May 1933 A. P. Butler '36
Article
Diary of a Freshman
May 1933 A. P. Butler '36

We left oft' last month just as hour exams were in full swing. Without doubt they took their toll as usual and yet they proved encouraging to some of us. In the election of class officers we managed to make up our minds after having tasted a bit of real campaigning coupled with all its folly—but then what else can be done under the circumstances? The anxious waiting for vacation finally ended as we trekked homeward on the last day of March. Theoretically the second vacation since we have been here, and it helped a great deal to relieve that heavy feeling of monotony which seems to be synonymous with the early spring in Hanover. Returning to college with an eye for spring after the sloppy season, we were greeted by almost two feet of snow on the first night back here. That sort of thing, it would seem, just must happen and it brought many a cuss-word; but at present the snow is fast sinking into the ground.

Spring football practice is knocking at the door, but we need solid ground for that and so must wait awhile longer. Meanwhile the varsity ball team has opened the season with an 8-2 win over Wesleyan. With but two outdoor sessions the team has started off right and today they open their official league season against Yale and Mr.
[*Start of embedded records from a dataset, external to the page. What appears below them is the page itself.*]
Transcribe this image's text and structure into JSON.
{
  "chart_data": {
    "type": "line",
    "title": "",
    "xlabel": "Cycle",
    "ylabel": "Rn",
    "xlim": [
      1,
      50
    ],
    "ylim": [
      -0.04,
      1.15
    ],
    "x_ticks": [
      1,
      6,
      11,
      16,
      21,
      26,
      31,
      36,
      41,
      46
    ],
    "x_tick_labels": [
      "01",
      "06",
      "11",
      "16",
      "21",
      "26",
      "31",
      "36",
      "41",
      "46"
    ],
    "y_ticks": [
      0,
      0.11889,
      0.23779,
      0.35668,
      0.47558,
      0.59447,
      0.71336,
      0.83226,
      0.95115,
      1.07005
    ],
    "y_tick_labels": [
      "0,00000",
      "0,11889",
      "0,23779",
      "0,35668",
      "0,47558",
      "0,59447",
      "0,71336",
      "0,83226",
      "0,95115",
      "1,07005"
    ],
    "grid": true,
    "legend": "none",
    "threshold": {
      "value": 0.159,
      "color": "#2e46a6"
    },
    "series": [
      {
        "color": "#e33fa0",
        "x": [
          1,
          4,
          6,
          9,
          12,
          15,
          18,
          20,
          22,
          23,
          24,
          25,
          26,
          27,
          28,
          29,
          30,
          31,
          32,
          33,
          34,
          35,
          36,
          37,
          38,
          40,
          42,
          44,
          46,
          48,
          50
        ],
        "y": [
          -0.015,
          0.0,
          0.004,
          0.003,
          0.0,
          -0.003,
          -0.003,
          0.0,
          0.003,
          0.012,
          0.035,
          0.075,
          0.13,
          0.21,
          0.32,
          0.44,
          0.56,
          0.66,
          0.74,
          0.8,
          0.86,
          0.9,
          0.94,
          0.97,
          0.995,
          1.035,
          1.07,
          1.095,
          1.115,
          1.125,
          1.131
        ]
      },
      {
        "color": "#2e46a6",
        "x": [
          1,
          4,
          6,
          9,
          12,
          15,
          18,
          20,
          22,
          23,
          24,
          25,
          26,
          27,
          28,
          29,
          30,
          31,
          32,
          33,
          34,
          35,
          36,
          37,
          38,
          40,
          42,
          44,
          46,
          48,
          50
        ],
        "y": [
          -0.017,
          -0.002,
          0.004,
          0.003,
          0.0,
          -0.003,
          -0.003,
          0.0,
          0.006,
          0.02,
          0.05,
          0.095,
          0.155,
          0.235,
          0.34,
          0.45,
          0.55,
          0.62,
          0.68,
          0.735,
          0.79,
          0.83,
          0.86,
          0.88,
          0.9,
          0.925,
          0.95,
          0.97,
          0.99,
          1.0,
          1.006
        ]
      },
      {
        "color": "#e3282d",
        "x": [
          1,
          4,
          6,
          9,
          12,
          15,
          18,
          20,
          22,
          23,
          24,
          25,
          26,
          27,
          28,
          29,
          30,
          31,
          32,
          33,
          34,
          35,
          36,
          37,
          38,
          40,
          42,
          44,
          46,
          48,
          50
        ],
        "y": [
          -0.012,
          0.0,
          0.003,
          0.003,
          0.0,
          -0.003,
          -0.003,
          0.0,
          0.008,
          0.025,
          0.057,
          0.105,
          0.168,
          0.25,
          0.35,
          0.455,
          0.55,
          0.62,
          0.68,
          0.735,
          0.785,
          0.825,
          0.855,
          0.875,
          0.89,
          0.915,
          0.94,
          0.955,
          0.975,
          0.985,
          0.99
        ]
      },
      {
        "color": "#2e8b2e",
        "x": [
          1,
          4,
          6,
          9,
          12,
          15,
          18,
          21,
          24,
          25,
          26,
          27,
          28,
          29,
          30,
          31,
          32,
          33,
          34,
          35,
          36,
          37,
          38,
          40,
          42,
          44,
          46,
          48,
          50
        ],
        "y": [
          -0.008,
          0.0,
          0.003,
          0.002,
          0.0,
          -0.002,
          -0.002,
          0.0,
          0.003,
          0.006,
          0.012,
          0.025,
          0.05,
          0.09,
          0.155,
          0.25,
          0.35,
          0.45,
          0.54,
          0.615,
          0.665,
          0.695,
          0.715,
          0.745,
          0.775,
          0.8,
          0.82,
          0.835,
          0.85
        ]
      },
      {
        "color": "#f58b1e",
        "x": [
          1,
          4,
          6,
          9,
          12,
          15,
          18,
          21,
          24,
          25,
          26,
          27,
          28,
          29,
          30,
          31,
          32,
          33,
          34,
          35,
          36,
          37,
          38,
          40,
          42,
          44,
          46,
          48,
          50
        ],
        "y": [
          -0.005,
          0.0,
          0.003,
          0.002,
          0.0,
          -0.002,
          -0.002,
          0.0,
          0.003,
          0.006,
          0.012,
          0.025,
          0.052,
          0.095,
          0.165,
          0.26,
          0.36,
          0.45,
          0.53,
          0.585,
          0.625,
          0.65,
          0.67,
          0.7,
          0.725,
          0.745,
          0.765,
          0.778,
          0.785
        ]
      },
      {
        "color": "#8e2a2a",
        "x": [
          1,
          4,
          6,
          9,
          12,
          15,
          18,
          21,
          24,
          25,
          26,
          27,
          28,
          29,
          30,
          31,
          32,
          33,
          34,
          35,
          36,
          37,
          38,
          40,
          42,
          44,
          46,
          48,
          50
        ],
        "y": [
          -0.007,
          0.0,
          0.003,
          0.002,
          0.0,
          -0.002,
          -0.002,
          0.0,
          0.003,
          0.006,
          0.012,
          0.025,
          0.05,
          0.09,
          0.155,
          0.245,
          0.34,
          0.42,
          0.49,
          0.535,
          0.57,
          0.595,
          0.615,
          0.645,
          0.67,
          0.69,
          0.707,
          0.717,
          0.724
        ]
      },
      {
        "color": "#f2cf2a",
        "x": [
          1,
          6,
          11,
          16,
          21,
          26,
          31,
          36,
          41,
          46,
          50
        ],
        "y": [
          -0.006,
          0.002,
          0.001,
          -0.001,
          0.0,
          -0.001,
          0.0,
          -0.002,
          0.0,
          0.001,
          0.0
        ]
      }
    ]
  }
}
Broaca. Most anything is liable to happen to the league this year—Harvard has joined, but otherwise it's still the same old league. Well hope for a winner and look for the best. The freshman baseballers are still at work in the confines of the gym cage. What the prospects are, we can't say. Lacrosse has taken its first set-back because of the snow and the game to open the year has been postponed. Good old snow!—and what a whale of a difference just a few feet make!

With the coming of senior canes to the streets about town we suspect that it may be soon that our freshman hats will pass out—that is, what is left of them. We are finally starting down the home stretch of our first year. In many cases the spring will mean hard work to overcome short callings of bygone weeks and months. It will round out our life at Dartmouth. We will have seen a bit of everything during a full college year, and yet again it may bring "fever" and trouble for our marks. That, at least, is something to keep in mind and guard against. At any rate, we are reminded of the nearness of the end as we are called upon to pick our sophomore courses. We have had about seven months of college. It is hard to say just what it has done for us, hard even to say what we have learned, but surely we have absorbed something and all the more successfully if it does not mark us with newness, but rather has become a part of us, a gradual absorption of a broader intellectual and social life.